When requesting some source files, some URL-inconvenient chars sometimes pop up. Example from f33 libstdc++: /buildid/44d8485cb75512c2ca5c8f70afbd475cae30af4f/source/usr/src/debug/gcc-10.3.1-1.fc33.x86_64/obj-x86_64-redhat-linux/x86_64-redhat-linux/libstdc++-v3/src/c++11/../../../../../libstdc++-v3/src/c++11/condition_variable.cc As this URL is passed into debuginfod's handler_cb, it appears that the + signs are helpfully unescaped to spaces by libmicrohttpd, which 'course breaks everything. We need to suppress this HTTP URL processing step. Also worth checking that %HEX decoding is also suppressed. (.... alternately, we could change the client to urlencode such identifiers .... and change the webapi to spell this out.
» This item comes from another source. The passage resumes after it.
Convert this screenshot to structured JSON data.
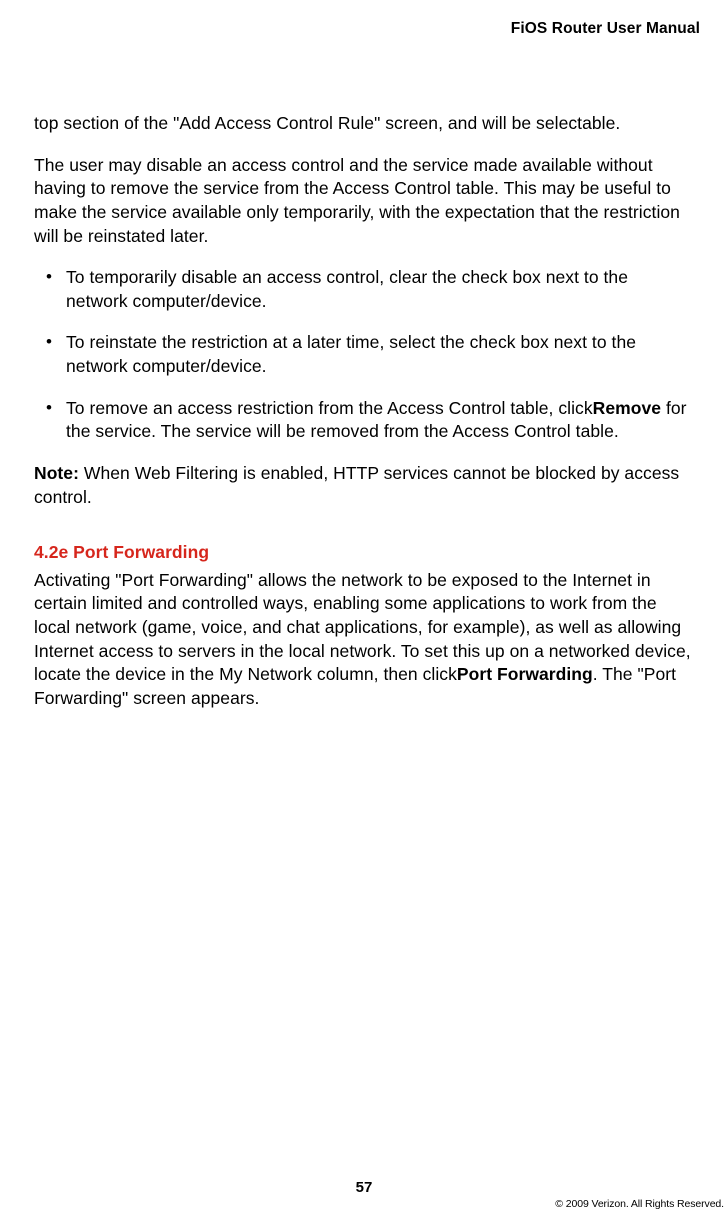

But I hope that's not necessary.)
RFC3986 appears to mandate %-escaping many characters in order to pass through a textbook URI/URL path string. So formally noting this in the webapi and calling curl_easy_escape() on the outgoing URLs may be the thing to do. https://datatracker.ietf.org/doc/html/rfc3986/#section-2.2 https://curl.se/libcurl/c/curl_easy_escape.html
Could we do both? Start properly %-escaping outgoing URLs from libdebuginfod client (and documenting that this is the correct/expected way to do GET requests). And only do unescaping in libmicrohttpd if the URL contains a %. This assumes that + -> ' ' escaping is normally unwanted (because to proper way is to encode a space as %20). But maybe I am missing some subtlety or maybe we have no way of stopping libmicrohttpd of "unescaping"?
> This assumes that + -> ' ' escaping is normally unwanted (because to proper way > is to encode a space as %20). I can't find it in current RFCs but traditional use of '+' to encode ' ' is still very widespread, esp. in querystrings. And unfortunately libmicrohttpd does the "+" -> " " transform practically unconditionally. So I suspect we have no choice but to %HEX urlencode all RFC3986-"reserved" (or not "unreserved") characters. I'd use %20 for space too.
commit 9ab0c139eebf4ba40ac721224a673e4b66d29cd9 Author: Noah Sanci <nsanci@redhat.com> Date: Fri Jul 16 15:16:20 2021 -0400 debuginfod: PR28034 - client-side %-escape url characters When requesting some source files, some URL-inconvenient chars sometimes pop up. Example from f33 libstdc++: /buildid/44d8485cb75512c2ca5c8f70afbd475cae30af4f/source/usr/src/debug/ gcc-10.3.1-1.fc33.x86_64/obj-x86_64-redhat-linux/x86_64-redhat-linux/ libstdc++-v3/src/c++11/../../../../../libstdc++-v3/src/c++11/ condition_variable.cc As this URL is passed into debuginfod's handler_cb, it appears that the + signs are helpfully unescaped to spaces by libmicrohttpd, which 'course breaks everything. In order to ensure the server properly parses urls such as this one, %-escape characters on the client side so that the correct url is preserved and properly processed on the server side. https://sourceware.org/bugzilla/show_bug.cgi?id=28034 Signed-off-by: Noah Sanci <nsanci@redhat.com>
We should probably tweak this to avoid %-escaping the '/' characters, which default apache httpd mod_proxy configurations treat as sus.
(In reply to Frank Ch. Eigler from comment #5) > We should probably tweak this to avoid %-escaping the '/' characters, which > default apache httpd mod_proxy configurations treat as sus. Ah, OK, yes. Reopened for now to get that fixed.
debuginfod: PR28034 - No longer escape '/', and loop efficiency Previously, urls containing '/', so most urls, would escape '/' to %2F, which is undesirable for use in other libraries which may escape differently. This patch escapes the '/' and replaces all of them ensuring there are no %2Fs sent. Some inefficiencies within the code were fixed, such as changing constant operations of a while loop within a for loop to a while loop outside of a for loop. Also strlen is no longer used within the loop, simplifying the interior operations to mere arithmetic.